The harpsichord recordings of Gustav Leonhardt played an important role here. Hantaï undertook his initial musical steps at the age of ten. He played a great deal of chamber music with his brothers. He at first taught himself (on a small spinet) the repertoire that interested him, and later took lessons with the American harpsichordist Arthur Haas. Ultimately, he was invited by Gustav Leonhardt to participate in his lessons in Amsterdam for two years. He was still very young when he collaborated with the authoritative personalities of the small world of early music, with the Kuijken brothers, Gustav Leonhardt, Philippe Herreweghe, and Jordi Savall.

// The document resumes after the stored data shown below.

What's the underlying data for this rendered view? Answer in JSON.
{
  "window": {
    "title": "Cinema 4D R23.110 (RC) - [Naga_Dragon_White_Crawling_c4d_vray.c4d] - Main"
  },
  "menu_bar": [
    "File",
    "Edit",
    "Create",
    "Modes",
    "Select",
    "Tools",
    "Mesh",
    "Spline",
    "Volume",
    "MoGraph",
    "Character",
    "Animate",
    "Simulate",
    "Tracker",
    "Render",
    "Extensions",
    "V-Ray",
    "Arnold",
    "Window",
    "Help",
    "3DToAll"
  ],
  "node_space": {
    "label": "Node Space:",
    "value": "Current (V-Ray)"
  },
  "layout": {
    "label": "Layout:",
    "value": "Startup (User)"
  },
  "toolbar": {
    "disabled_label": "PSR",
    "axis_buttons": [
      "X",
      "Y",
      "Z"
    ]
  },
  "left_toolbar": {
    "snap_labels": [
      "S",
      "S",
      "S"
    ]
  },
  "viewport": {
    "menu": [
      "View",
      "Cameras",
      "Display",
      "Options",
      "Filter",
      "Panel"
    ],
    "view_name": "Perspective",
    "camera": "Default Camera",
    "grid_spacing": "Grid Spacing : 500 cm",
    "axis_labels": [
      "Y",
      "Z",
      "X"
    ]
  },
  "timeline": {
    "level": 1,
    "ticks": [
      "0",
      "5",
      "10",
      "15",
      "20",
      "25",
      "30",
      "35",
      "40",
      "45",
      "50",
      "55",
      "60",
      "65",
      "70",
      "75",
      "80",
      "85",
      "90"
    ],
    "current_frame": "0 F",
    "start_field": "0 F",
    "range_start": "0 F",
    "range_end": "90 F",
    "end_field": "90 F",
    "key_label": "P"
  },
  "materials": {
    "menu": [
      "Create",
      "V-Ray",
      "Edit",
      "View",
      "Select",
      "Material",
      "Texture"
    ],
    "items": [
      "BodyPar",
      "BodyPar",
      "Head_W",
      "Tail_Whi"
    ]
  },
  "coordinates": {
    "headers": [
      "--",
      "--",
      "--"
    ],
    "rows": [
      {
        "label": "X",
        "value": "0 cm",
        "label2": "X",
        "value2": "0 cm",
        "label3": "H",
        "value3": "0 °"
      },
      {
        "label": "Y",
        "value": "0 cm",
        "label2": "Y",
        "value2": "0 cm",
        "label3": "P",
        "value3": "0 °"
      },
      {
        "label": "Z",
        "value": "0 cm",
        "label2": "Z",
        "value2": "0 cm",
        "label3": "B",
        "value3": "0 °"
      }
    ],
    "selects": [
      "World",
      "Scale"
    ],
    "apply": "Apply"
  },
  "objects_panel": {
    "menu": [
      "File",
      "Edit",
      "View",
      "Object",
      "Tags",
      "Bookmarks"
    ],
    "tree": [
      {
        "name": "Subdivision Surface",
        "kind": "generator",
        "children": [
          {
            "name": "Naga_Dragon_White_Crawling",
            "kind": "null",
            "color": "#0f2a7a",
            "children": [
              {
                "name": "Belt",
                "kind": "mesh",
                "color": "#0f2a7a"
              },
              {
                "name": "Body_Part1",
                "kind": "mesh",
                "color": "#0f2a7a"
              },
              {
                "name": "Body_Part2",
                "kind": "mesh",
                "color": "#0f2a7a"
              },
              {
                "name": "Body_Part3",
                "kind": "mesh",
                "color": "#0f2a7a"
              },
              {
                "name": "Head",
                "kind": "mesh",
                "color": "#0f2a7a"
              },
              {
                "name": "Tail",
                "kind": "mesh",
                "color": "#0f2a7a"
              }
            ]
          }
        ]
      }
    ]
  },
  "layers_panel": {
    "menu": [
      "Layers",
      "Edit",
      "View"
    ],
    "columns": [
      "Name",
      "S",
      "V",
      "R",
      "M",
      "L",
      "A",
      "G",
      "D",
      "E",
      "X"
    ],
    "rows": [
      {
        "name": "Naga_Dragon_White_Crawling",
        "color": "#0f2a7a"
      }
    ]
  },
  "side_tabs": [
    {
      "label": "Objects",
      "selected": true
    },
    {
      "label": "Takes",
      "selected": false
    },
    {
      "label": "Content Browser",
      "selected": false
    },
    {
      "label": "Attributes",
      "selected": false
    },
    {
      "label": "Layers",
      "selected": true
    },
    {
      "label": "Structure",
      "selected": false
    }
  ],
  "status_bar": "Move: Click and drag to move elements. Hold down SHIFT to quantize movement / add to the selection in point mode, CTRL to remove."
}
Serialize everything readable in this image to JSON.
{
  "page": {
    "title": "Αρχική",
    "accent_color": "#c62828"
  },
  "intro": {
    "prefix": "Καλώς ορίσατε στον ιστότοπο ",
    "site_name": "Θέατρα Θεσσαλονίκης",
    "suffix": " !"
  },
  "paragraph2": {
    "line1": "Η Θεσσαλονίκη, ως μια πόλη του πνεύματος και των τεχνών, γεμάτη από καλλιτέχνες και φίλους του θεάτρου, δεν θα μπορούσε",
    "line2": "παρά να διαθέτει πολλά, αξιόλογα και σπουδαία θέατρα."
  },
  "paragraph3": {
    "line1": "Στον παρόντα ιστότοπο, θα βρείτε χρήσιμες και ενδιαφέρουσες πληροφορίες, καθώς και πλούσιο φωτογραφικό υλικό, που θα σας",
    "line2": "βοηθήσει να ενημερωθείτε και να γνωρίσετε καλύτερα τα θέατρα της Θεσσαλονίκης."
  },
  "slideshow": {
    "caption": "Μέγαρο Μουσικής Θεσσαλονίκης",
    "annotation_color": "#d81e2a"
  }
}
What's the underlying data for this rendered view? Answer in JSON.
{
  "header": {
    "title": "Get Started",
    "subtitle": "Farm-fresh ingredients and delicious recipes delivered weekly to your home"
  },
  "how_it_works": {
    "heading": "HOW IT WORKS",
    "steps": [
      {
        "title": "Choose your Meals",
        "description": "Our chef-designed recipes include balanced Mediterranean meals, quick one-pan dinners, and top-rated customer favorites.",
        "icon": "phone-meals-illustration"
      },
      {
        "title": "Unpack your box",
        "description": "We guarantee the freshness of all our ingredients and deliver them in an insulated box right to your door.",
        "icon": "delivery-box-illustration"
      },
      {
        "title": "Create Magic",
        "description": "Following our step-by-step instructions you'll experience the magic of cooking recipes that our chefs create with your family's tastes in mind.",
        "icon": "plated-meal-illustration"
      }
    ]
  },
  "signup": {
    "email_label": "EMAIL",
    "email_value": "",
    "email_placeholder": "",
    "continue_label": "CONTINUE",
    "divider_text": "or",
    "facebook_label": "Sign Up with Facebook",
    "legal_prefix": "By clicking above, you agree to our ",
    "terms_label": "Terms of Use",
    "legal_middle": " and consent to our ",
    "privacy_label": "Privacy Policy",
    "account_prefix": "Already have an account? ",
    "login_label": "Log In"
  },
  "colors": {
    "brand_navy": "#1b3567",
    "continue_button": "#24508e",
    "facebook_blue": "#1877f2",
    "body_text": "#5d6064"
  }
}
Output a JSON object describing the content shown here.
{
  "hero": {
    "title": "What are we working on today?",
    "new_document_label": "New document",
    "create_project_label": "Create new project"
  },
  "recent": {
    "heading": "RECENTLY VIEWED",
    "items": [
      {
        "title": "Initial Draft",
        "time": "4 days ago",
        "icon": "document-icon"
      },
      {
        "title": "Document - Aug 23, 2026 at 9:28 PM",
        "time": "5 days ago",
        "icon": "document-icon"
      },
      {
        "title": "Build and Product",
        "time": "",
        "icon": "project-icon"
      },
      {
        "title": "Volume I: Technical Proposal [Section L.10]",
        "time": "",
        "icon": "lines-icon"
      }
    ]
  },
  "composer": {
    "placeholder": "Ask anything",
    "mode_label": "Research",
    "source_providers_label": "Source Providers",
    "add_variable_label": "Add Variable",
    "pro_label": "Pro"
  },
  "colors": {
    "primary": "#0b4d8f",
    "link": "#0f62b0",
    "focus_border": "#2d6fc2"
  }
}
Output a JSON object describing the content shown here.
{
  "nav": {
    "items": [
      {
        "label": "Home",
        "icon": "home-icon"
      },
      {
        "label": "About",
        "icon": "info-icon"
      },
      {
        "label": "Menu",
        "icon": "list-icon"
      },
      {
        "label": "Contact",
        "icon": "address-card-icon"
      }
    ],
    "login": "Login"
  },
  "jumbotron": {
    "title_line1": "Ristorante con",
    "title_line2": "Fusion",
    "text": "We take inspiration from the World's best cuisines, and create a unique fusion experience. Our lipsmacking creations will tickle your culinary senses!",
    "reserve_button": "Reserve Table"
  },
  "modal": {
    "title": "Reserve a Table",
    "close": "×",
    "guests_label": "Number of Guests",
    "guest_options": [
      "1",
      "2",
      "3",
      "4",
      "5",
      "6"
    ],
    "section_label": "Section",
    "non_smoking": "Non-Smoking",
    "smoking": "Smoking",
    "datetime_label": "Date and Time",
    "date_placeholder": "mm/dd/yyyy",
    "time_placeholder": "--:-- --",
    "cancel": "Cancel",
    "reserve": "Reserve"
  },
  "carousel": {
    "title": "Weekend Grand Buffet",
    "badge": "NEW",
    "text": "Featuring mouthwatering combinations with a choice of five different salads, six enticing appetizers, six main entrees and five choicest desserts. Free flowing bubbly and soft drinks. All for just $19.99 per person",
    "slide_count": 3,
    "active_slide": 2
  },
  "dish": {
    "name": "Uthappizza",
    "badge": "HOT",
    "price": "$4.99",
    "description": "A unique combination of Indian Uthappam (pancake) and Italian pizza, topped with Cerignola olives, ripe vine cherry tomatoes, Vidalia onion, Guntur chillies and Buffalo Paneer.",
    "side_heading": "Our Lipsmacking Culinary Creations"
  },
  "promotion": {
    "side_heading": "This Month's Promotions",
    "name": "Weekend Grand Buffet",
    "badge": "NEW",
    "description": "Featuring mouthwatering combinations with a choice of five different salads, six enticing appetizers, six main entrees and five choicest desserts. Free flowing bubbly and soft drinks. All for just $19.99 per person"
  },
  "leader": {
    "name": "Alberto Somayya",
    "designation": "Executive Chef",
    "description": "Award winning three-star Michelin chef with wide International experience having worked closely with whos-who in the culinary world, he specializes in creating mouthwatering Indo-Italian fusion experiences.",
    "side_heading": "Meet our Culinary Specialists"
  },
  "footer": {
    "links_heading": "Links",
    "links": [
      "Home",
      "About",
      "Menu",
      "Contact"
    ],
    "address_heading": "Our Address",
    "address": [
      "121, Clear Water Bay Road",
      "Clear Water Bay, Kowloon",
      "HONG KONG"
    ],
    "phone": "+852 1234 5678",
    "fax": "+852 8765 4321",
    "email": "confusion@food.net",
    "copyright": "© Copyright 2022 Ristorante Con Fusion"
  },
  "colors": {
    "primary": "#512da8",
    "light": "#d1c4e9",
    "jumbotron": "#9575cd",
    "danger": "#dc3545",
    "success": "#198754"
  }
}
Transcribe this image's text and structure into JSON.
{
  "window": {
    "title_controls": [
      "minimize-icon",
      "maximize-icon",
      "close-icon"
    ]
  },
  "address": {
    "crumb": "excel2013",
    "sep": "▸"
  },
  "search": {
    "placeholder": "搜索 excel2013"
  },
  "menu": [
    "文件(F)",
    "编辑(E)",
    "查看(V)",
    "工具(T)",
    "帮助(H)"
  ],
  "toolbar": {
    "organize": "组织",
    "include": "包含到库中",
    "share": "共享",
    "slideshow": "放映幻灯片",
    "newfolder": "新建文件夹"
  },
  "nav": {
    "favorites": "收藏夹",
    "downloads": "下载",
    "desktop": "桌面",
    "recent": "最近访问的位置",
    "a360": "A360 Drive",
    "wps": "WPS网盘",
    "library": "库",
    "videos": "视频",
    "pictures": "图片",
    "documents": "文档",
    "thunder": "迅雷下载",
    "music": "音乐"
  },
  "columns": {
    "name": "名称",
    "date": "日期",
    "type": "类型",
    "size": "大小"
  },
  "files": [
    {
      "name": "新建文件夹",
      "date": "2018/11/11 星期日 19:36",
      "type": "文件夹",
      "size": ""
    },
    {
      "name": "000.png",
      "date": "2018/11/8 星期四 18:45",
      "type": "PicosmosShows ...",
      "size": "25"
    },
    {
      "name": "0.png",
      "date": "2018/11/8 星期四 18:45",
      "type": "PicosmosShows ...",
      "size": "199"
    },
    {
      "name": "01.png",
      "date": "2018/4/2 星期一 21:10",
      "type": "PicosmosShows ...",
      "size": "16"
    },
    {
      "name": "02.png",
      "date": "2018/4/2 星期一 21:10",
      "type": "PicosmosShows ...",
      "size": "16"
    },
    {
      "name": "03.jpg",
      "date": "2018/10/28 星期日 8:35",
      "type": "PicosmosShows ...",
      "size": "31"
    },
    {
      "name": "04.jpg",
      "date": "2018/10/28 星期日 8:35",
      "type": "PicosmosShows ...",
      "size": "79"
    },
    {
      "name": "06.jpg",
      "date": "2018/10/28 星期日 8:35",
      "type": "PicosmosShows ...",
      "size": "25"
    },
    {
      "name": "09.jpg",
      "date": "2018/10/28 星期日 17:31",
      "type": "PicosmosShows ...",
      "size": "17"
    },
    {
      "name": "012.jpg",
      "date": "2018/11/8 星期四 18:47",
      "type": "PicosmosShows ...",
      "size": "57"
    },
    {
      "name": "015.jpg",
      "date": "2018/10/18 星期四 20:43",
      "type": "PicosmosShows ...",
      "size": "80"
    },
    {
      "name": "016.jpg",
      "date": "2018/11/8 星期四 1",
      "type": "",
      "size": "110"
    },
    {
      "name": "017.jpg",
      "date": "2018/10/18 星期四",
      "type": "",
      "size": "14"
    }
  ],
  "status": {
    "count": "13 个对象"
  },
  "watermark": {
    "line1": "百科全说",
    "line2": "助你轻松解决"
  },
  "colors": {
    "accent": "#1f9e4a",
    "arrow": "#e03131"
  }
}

He became known to a wider audience with his recordings of J.S. Bach’s Goldberg Variations, a work that he has since played over a hundred times throughout the world. He has often performed and recorded the Elizabethan repertoire (Bull, Byrd, Farnaby), as well as Bach and Couperin, and has devoted himself profoundly to the works of Domenico Scarlatti, which he has already recorded numerous times and that he wants to make even more familiar to audiences. Today he gladly joins together with his musical friends on the concert stage, with Jordi Savall, his brothers Marc and Jérôme Hantaï, flutist Hugo Reyne, violinist Amandine Beyer, harpsichordists Skip Sempé, Olivier Fortin, Aapo Häkkinen, and Maude Gratton.

Pierre Hantaï’s recordings for various labels (Adda, Astrée-Auvidis, Opus 111, Virgin, Mirare) have been honored with numerous prizes by the critics, including the Gramophone Award, Grand Prix du Disque, Prix de l’Académie Charles Cros, and the Diapason d’Or de l’année. He has given master classes for various academies. He directs his instrumental ensemble Le Concert Français and has likewise been invited to conduct various chamber orchestras.